= James Lambie =

James M. Lambie, Jr. (September 19, 1914 – November 30, 1999) served in the Eisenhower Administration (1953–1961) as Special Assistant and Assistant Staff Secretary coordinating public information programs between the Advertising Council and the U.S. government.

Lambie was born in Washington, Pennsylvania and attended Washington and Jefferson College, the University of Michigan at Ann Arbor, and Pennsylvania State College.

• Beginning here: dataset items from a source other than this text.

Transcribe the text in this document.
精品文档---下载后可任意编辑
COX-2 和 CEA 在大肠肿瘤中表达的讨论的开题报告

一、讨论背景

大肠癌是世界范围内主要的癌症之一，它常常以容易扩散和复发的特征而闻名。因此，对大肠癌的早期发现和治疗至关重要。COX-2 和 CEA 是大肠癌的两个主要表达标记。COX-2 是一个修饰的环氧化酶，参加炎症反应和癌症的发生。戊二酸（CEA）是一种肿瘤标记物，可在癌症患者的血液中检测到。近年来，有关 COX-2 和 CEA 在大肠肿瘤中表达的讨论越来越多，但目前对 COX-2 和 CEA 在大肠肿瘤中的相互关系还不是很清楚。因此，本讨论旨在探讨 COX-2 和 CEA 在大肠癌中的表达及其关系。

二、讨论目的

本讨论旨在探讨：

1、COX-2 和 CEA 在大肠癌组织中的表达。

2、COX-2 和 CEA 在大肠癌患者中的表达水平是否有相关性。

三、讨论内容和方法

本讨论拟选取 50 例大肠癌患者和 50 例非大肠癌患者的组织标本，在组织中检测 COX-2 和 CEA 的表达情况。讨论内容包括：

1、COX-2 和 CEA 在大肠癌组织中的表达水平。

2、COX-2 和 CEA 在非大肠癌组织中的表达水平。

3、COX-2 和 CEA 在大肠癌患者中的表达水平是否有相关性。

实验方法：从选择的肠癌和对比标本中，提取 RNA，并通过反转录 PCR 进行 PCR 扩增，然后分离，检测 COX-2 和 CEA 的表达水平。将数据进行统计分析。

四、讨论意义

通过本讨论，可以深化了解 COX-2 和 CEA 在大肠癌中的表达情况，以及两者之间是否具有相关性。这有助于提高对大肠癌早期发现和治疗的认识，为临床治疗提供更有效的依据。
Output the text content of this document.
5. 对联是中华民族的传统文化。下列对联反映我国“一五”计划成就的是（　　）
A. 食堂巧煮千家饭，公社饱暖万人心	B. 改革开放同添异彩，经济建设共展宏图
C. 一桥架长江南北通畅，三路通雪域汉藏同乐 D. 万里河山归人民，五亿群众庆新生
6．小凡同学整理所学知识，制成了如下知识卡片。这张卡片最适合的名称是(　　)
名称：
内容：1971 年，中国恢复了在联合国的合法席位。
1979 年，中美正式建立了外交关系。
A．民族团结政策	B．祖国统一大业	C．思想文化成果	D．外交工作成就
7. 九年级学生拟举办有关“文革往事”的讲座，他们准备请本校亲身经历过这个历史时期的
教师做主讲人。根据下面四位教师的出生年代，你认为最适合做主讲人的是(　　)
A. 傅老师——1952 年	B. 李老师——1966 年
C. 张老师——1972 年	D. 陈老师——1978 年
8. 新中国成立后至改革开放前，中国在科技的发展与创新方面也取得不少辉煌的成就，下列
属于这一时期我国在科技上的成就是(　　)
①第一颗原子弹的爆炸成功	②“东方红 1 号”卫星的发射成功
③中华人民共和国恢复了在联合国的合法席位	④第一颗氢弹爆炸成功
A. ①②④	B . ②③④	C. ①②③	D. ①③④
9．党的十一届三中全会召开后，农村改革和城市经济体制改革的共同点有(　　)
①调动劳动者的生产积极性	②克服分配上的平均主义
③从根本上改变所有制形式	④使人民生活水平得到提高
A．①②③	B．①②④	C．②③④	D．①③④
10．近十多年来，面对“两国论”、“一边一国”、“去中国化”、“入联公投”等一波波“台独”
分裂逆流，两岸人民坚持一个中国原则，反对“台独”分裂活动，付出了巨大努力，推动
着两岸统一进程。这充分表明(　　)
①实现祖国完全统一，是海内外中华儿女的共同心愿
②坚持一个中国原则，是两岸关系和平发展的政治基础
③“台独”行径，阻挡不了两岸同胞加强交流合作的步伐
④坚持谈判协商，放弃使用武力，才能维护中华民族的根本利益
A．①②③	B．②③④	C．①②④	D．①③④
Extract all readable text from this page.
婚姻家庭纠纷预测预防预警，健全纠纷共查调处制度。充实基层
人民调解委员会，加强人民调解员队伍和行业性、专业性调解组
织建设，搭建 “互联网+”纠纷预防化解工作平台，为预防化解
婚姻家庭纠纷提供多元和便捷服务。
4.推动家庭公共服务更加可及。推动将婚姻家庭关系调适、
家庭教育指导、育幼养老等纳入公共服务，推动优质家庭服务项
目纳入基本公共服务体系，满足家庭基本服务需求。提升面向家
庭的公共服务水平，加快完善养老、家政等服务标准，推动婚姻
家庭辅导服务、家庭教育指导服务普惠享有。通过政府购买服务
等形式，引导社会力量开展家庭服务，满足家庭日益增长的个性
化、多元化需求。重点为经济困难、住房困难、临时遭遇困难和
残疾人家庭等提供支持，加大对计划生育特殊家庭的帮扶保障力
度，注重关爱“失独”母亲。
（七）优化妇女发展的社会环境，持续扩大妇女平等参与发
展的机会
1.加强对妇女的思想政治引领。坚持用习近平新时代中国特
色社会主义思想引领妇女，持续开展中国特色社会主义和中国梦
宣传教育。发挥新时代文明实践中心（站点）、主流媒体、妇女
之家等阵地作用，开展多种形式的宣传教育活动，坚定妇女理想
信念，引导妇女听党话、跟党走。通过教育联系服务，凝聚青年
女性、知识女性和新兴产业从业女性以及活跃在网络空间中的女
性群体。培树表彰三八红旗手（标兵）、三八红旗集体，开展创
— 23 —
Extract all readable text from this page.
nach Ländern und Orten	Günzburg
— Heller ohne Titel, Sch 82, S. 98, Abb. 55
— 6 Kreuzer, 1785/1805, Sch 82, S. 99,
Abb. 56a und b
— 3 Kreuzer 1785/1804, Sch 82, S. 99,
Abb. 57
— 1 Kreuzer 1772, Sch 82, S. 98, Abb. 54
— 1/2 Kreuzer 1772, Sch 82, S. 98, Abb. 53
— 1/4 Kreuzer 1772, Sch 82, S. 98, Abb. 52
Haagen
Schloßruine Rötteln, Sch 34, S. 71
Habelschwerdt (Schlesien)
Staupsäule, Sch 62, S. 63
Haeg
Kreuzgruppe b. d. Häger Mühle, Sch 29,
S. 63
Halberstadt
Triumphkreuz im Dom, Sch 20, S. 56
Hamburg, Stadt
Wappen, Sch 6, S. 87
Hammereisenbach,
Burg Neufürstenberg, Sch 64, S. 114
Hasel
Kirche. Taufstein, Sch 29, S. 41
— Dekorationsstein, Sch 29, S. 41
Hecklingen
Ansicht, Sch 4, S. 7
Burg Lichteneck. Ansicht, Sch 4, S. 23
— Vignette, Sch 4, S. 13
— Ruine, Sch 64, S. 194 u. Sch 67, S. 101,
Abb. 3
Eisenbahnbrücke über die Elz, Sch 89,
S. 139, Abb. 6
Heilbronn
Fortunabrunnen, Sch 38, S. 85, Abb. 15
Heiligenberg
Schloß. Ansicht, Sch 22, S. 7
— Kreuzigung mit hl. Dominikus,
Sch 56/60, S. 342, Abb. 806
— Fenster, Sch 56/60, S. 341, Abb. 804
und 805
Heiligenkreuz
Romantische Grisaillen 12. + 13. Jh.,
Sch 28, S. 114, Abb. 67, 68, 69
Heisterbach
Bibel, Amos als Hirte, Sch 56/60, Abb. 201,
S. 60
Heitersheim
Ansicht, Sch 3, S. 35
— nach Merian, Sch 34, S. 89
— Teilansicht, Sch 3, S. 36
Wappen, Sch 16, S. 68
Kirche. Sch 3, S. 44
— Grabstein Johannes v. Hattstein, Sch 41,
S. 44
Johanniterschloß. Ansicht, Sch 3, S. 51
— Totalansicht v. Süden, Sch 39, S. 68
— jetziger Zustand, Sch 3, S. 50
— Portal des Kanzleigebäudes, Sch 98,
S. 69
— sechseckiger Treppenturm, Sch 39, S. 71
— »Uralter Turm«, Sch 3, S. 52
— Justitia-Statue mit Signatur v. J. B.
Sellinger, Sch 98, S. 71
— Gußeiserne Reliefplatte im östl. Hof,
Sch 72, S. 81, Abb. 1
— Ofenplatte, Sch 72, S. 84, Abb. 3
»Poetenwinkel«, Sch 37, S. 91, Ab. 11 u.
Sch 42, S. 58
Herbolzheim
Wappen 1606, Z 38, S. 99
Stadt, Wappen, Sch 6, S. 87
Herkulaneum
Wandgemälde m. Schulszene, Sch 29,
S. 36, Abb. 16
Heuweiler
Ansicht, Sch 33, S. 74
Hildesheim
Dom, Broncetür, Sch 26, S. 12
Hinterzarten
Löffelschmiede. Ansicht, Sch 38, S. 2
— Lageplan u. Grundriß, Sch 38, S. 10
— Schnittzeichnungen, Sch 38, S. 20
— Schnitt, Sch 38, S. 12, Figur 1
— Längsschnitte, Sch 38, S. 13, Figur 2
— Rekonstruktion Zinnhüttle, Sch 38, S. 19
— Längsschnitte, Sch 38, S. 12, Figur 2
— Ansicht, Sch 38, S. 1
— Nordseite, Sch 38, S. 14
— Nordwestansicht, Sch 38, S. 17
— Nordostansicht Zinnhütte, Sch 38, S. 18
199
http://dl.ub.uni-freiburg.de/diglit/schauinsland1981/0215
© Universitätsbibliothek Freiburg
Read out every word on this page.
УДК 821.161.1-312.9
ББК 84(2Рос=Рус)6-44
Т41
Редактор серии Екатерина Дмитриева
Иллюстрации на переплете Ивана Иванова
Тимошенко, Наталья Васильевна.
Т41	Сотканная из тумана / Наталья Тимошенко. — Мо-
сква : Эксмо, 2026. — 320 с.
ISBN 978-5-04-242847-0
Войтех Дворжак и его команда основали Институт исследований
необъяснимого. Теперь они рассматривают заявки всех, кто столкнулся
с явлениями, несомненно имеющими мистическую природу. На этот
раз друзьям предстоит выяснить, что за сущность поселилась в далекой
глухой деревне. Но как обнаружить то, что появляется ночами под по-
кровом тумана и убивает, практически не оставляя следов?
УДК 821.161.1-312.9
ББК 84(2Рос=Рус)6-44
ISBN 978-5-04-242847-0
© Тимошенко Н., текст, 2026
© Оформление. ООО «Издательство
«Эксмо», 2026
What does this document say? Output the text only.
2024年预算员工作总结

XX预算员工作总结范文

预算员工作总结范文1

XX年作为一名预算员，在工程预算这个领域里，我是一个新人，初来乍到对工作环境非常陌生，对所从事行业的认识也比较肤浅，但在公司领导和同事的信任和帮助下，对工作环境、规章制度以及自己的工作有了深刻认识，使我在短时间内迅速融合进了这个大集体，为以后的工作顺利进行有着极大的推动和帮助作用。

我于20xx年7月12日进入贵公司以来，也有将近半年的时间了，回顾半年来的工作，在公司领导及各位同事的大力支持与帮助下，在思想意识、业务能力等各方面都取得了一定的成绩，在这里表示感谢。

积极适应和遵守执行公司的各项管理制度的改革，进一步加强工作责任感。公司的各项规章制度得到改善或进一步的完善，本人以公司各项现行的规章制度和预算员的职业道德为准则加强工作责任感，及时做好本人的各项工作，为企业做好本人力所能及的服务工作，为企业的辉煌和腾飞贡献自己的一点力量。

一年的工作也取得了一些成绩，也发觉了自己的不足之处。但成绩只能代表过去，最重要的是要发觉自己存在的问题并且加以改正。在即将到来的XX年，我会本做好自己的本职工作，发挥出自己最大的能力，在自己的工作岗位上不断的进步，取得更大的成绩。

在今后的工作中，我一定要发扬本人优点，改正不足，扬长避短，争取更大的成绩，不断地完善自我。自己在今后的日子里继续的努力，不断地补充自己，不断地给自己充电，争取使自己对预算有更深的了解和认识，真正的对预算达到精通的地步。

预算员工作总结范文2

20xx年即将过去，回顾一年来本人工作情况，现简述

Before joining Dwight D. Eisenhower’s campaign staff in 1952 he worked for the National Committee for a Free Europe, Inc., and Crusade for Freedom. In 1953 President Eisenhower assigned him the job of Special Assistant in the White House where he served as the coordinator of public information programs between the Advertising Council and the U.S. government and arbitrated conflicting government claims for the use of the Advertising Council’s facilities for public service campaigns. In 1960 he was appointed the Assistant Staff Secretary on the White House staff.

From September 1954 to January 1961 Lambie also served in an unofficial capacity as Deputy Chairman of the Interagency Committee for Agricultural Surplus Disposal. The purpose of this committee, chaired by Clarence Francis, was to carry out the provisions of P.L. 480 by coordinating the various agricultural surplus disposal activities of the U.S. government.